Thus, after all, the name of the East India Company is to outlive its substance. At the last hour it was confessed by the Derby Cabinet that their bill contains no clause abolishing the East India Company, as represented by a Court of Directors, but that it becomes reduced to its ancient character of a company of stockholders, distributing the dividends guaranteed by different acts of legislation. Pitt’s bill of 1784 virtually subjected their government to the sway of the Cabinet under the name of the Board of Control. The act of 1813 stripped them of their monopoly of commerce, save the trade with China. The act of 1834 destroyed their commercial character altogether, and the act of 1854 annihilated their last remnant of power, still leaving them in possession of the Indian administration. By the rotation of history the East India Company, converted in 1612 into a joint-stock company, is again clothed in its primitive garb, only, that it represents now a trading partnership without trade, and a joint-stock company which has no funds to administer, but only fixed dividends to draw.

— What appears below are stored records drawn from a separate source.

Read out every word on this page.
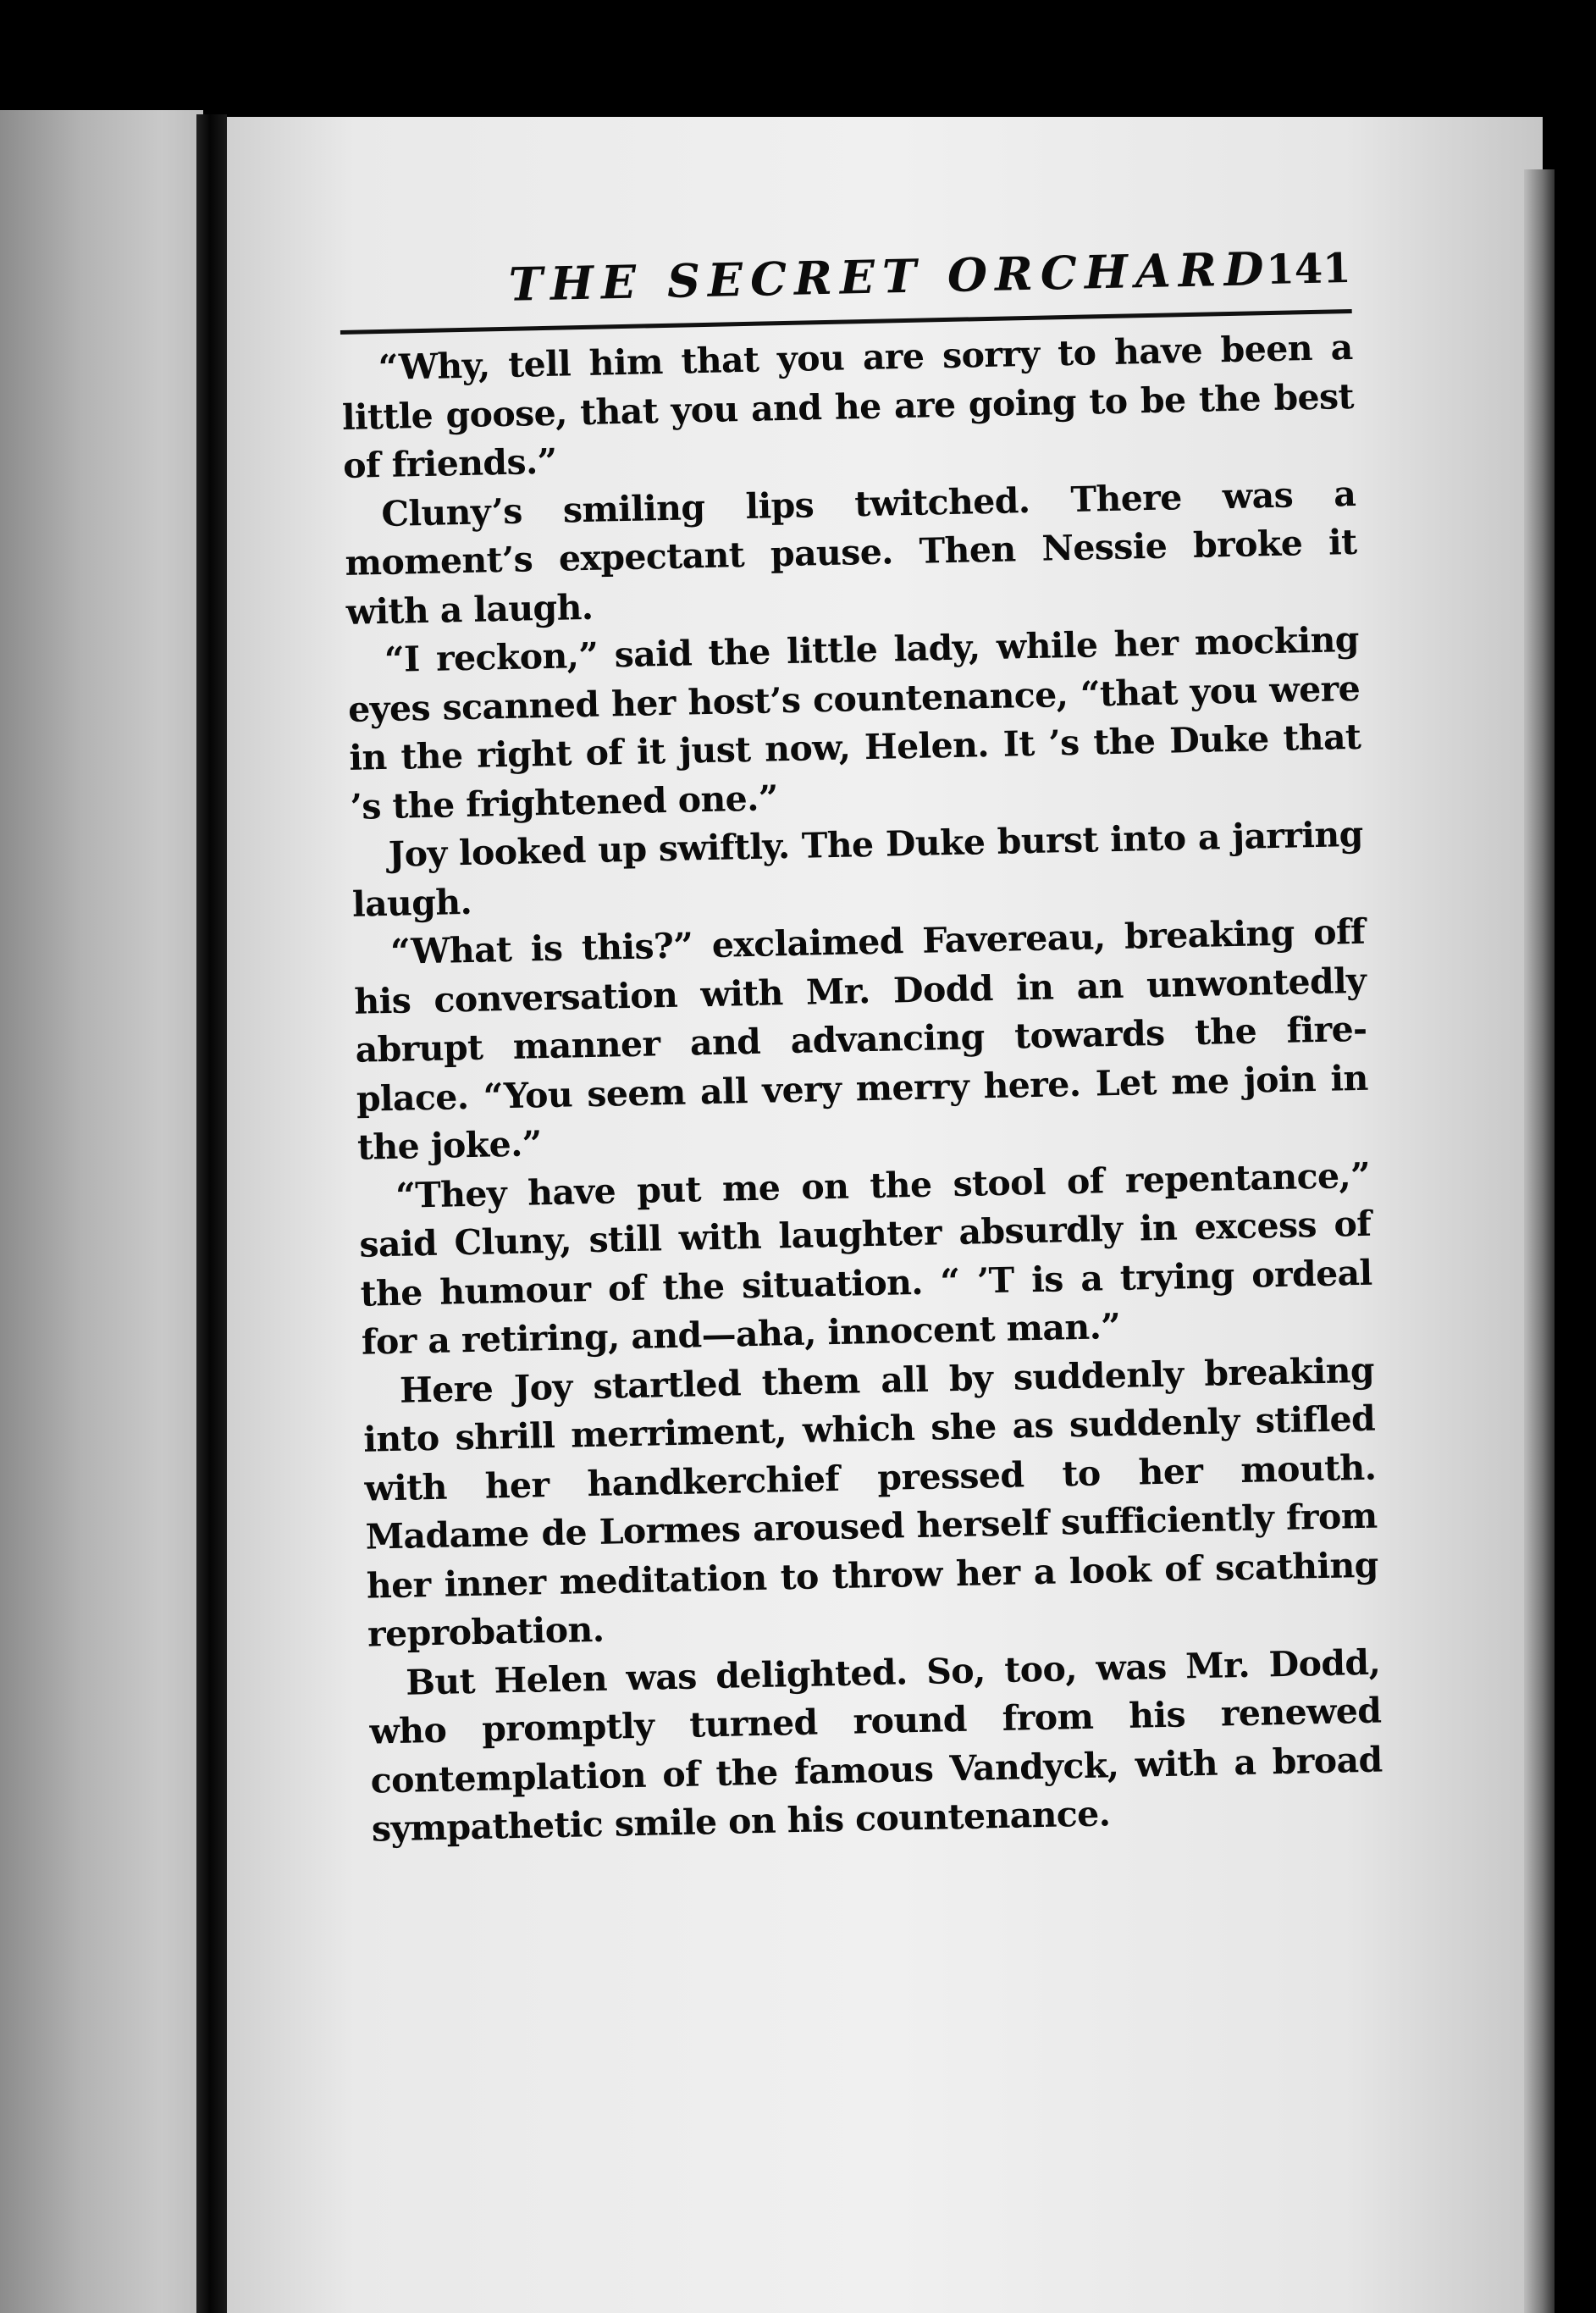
THE SECRET ORCHARD
141

“Why, tell him that you are sorry to have been a little goose, that you and he are going to be the best of friends.”

Cluny’s smiling lips twitched. There was a moment’s expectant pause. Then Nessie broke it with a laugh.

“I reckon,” said the little lady, while her mocking eyes scanned her host’s countenance, “that you were in the right of it just now, Helen. It ’s the Duke that ’s the frightened one.”

Joy looked up swiftly. The Duke burst into a jarring laugh.

“What is this?” exclaimed Favereau, breaking off his conversation with Mr. Dodd in an unwontedly abrupt manner and advancing towards the fire-place. “You seem all very merry here. Let me join in the joke.”

“They have put me on the stool of repentance,” said Cluny, still with laughter absurdly in excess of the humour of the situation. “ ’T is a trying ordeal for a retiring, and—aha, innocent man.”

Here Joy startled them all by suddenly breaking into shrill merriment, which she as suddenly stifled with her handkerchief pressed to her mouth. Madame de Lormes aroused herself sufficiently from her inner meditation to throw her a look of scathing reprobation.

But Helen was delighted. So, too, was Mr. Dodd, who promptly turned round from his renewed contemplation of the famous Vandyck, with a broad sympathetic smile on his countenance.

The history of the Indian bill is marked by greater dramatic changes than any other act of modern Parliamentary legislation. When the Sepoy insurrection broke out, the cry of Indian reform rang through all classes of British society. Popular imagination was heated by the torture reports; the Government interference with the native religion was loudly denounced by Indian general officers and civilians of high standing; the rapacious annexation policy of Lord Dalhousie, the mere tool of Downing street; the fermentation recklessly created in the Asiatic mind by the piratical wars in Persia and China — wars commenced and pursued on Palmerston’s private dictation — the weak measures with which he met the outbreak, sailing ships being chosen for transport in preference to steam vessels, and the circuitous navigation around the cape of Good Hope instead of transportation over the Isthmus of Suez — all these accumulated grievances burst into the cry for Indian Reform — reform of the Company’s Indian administration, reform of the Government’s Indian policy. Palmerston caught at the popular cry, but resolved upon turning it to his exclusive profit. Because both the Government and the Company had miserably broken down, the Company was to be killed in sacrifice, and the Government to be rendered omnipotent. The power of the Company was to be simply transferred to the dictator of the day, pretending to represent the Crown as against the Parliament, and to represent Parliament as against the Crown, thus absorbing the privileges of the one and the other in his single person. With the Indian army at his back, the Indian treasury at his command, and the Indian patronage in his pocket, Palmerston’s position would have become impregnable.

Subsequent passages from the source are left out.